I’m noticing how my habit of imagining the most critical possible audience for my work leads me to defend against anticipated judgment by adding a bit more here or there - just another layer to extend a thought, or another idea tucked in just so, hoping to demonstrate that I’m a little smarter or more interesting than I fear I actually am.
I sense that it is time to deepen my practice of trusting my ideas to speak for themselves, doing less to plump them up, and getting more out of the way. I want to practice letting go of some of the decorations and the extras and allow myself to be seen for my brilliantly simple crabby self.
Your Invitation This Week
This week, let’s play around and see what happens if we choose to show up plain.
Let’s take look around our lives with an eye to spotting any layers we’ve accrued that now feel false.
(Maybe your inner decorator crab has a habit of overworking your paintings? Or pretending to like movies or books or foods that you really don’t like? Or a tendency to edit all the life out of your writing? Or a habit of not showing up because you don’t feel you are good enough?
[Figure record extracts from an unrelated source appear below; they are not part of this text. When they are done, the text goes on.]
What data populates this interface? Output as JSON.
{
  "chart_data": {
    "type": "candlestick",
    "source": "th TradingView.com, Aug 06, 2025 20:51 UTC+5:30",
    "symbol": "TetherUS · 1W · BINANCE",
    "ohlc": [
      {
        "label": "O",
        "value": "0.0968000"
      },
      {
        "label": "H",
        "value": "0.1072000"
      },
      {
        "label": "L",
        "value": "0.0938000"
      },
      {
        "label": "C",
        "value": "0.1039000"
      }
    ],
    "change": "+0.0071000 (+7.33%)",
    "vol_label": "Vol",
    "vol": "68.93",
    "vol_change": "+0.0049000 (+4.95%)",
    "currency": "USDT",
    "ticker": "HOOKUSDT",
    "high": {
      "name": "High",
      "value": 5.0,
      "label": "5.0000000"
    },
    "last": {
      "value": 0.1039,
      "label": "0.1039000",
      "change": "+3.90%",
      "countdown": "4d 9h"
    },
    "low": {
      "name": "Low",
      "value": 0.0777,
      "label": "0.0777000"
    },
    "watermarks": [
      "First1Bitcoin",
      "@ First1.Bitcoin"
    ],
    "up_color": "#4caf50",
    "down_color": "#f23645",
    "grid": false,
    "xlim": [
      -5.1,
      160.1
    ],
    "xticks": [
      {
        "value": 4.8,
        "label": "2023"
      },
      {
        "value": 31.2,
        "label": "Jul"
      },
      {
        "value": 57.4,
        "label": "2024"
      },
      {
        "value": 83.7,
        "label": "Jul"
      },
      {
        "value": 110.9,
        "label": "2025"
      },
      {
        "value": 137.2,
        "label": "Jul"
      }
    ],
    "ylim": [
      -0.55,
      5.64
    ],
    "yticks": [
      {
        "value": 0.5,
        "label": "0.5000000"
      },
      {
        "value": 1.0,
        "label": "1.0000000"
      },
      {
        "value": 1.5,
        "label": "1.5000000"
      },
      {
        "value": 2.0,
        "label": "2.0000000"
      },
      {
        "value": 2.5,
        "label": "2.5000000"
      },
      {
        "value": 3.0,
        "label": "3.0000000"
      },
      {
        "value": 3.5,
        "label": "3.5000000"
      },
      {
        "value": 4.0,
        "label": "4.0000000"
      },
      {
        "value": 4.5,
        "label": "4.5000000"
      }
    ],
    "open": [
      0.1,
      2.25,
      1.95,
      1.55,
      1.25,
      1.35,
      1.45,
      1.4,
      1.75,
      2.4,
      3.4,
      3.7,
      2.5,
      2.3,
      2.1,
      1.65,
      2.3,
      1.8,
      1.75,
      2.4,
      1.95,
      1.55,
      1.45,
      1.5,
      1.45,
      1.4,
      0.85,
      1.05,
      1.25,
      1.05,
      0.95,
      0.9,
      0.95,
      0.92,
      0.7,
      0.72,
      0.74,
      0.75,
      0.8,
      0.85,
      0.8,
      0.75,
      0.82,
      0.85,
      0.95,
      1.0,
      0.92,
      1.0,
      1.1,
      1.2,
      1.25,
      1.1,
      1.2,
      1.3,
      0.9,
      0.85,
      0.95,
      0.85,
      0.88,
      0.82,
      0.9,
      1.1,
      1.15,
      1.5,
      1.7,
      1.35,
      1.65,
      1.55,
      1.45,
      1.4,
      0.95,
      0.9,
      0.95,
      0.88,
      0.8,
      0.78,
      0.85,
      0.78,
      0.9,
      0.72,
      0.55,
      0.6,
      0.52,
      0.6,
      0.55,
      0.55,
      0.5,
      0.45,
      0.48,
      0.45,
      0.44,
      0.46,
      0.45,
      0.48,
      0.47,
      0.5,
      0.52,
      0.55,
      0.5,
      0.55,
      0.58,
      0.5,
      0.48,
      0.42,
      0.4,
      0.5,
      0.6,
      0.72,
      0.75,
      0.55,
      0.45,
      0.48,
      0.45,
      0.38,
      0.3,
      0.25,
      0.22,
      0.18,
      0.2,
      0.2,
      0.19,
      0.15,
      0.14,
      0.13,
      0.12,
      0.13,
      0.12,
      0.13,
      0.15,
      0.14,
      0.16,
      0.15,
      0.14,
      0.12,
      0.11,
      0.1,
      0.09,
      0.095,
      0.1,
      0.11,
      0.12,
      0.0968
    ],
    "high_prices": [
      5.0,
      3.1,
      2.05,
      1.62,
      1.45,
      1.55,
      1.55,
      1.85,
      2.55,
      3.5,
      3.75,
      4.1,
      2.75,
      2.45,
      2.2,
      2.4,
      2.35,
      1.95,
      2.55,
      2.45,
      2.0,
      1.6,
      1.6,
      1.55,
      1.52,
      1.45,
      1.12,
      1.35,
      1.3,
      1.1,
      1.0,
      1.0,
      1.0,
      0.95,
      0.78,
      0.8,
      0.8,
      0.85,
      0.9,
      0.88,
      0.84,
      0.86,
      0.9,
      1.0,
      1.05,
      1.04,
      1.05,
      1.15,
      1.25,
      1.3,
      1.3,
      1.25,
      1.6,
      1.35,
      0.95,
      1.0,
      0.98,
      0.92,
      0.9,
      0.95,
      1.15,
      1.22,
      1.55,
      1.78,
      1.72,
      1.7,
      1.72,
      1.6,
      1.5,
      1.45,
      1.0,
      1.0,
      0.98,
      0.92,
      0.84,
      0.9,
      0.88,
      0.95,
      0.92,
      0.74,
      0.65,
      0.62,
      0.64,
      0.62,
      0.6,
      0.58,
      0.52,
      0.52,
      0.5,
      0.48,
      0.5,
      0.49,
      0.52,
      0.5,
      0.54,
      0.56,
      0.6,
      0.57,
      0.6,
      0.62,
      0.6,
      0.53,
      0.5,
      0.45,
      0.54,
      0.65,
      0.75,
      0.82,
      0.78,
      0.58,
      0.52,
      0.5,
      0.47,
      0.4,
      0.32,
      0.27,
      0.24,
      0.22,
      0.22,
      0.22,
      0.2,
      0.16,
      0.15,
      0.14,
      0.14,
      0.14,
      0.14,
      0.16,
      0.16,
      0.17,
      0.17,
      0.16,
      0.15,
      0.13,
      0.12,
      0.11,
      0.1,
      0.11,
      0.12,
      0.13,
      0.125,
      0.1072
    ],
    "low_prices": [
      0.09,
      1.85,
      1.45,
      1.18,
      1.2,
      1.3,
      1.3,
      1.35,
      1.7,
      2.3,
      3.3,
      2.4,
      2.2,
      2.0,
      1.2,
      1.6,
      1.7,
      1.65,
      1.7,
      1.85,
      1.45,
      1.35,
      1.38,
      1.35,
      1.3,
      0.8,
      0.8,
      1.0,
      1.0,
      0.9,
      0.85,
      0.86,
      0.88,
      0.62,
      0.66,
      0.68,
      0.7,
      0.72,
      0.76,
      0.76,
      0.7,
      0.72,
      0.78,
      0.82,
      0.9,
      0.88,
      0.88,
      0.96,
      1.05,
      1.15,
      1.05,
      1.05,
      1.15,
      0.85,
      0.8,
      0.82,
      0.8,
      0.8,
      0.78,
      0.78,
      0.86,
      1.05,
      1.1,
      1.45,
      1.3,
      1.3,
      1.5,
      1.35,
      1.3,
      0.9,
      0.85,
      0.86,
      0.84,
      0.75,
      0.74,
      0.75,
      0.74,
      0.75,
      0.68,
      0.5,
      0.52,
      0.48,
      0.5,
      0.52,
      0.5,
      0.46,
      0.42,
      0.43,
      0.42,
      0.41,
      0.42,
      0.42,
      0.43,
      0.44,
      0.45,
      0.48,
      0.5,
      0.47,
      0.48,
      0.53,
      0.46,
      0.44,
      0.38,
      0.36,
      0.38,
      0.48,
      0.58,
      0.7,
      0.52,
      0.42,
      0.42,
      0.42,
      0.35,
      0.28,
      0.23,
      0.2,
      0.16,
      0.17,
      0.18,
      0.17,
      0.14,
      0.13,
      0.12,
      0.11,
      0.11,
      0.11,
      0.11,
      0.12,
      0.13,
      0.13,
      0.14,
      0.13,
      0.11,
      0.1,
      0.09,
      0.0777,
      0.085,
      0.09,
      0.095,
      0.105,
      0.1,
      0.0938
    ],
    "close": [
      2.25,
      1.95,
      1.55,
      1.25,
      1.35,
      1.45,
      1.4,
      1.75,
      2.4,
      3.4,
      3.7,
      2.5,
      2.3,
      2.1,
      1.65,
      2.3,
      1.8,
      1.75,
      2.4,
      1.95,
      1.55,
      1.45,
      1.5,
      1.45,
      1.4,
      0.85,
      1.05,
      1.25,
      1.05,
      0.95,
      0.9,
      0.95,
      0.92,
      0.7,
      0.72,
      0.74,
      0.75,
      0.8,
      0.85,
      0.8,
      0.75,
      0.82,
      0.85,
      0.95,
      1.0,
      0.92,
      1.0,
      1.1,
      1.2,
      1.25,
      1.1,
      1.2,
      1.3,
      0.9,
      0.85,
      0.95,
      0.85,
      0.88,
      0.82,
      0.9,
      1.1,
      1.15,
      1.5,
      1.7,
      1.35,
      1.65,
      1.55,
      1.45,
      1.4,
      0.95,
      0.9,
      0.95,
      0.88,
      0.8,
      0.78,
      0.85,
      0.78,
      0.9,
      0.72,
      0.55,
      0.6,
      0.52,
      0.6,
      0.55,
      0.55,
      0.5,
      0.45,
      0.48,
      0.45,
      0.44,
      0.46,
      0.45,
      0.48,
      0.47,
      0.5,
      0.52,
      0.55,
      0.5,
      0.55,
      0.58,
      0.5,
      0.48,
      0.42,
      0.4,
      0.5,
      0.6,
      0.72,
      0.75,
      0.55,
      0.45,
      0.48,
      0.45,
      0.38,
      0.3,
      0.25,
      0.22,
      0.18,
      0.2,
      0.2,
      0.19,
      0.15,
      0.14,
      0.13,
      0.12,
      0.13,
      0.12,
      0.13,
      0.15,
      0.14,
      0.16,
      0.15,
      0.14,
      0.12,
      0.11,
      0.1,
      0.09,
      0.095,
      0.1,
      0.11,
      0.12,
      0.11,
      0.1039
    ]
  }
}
Or a habit of over-performing as a cover for your simple self?)
What if this week all we have to do is show up plain and tell the truth?
To be clear: I’m not talking about deshelling ourselves! This is not a call for engaging in a style of performative “vulnerability” that involves baring your most sensitive parts. You deserve as much privacy as you need to feel safe and free.
I AM talking about dropping some of your habits of embellishment and trusting others to love the real shape of you.
I’m talking about seeking to create from a place of honesty.
I’m talking about playing with the possibility of being a little bit less of what you are not.
I’m interested in peeling back the accumulated layers of camouflage so that we can see to the simple crab underneath.
What is the real shape of you?
What is the real shape of the idea you are trying to express, underneath any “extra” layers designed to cover those places where you feel inadequate or unlovable?
Can you celebrate the roughly textured enoughness of your nature?
My working hypothesis is that we’ll find that the people who love us and our work have loved us all this time DESPITE our adornments, not because of them.
Are we brave enough to test that theory?
I’d love to hear what showing up plain might look like to you.
Yes, I relate to being preoccupied by the thought of sharing - > "Belonging is a powerful pull, and exile is a painful, lonely experience." And I appreciate the invitation to show up authentically with an open heart!! Thank you Sara!
I love this one too Sara! Your invitations give such meaty food for thought.
And I don't want to be the devil's advocate (okay that s decorative. I d love to be devil s advocate), but as complex creators are the decorative layers not also elements in conversation with the whole?
I think there is a chance the decarative means more than meets the eye.